All of this information is marketing propaganda. SSL encrypts the web browser traffic from the client to the web server. It does keep prying eyes that are watching the traffic stream from capturing the data, but once it hits the web server your data is free game.
So why is this important in the research for privacy seals? It sets a background to show that marketing directly affects the sense of trust and security without knowing what the technology is actually doing.
The problem:
The problem is human nature it is our nature to trust. However, online it is our nature not to trust. So when marketing ploys are shown to us we change our mental state, our moral choices, and rationalistic reasoning.

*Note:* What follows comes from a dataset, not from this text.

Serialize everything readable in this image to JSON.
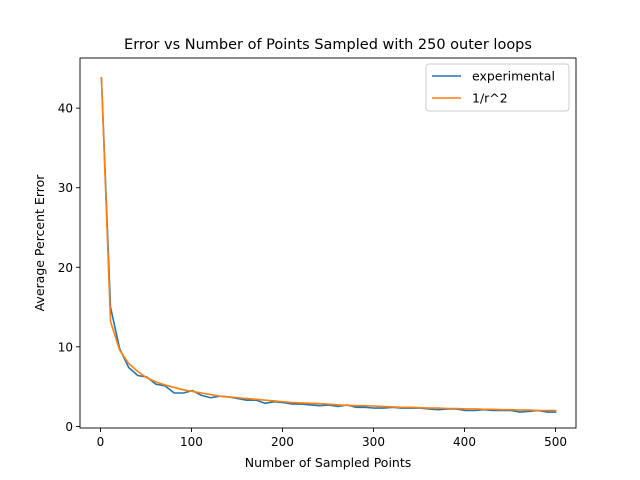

A computer or program has no moral sense and relies on programmatic computations. So our trust is questioned, are we trusting a computer or are we trusting a company?
In actuality, you would be trusting the designer, creator, and management of the computer or technology who has implemented the programmatic computations into the computer. In this scenario, marketing can overshadow a violation of trust in this chain and could cause a breach in security with your personal information.
Theory:
Trust is important to establish to help consumers overcome perceptions. Most e-commerce sites produce trust through marketing and attempt to engage the consumer with trust-related behaviors.
So if establishing SSL keys and Web site privacy seals creates that sense of trust then what if hackers play off of the “accept it and forget it” attitude and set up sites that market to trust to collect your personal information?
The Theory is consumers on the internet are driven by visual representation of safety. The research will show that consumers will hand over unquestioned, personal information to sites that advertise privacy and security without investigating the company’s legitimacy over a legitimate company that does not deploy trust-based marketing.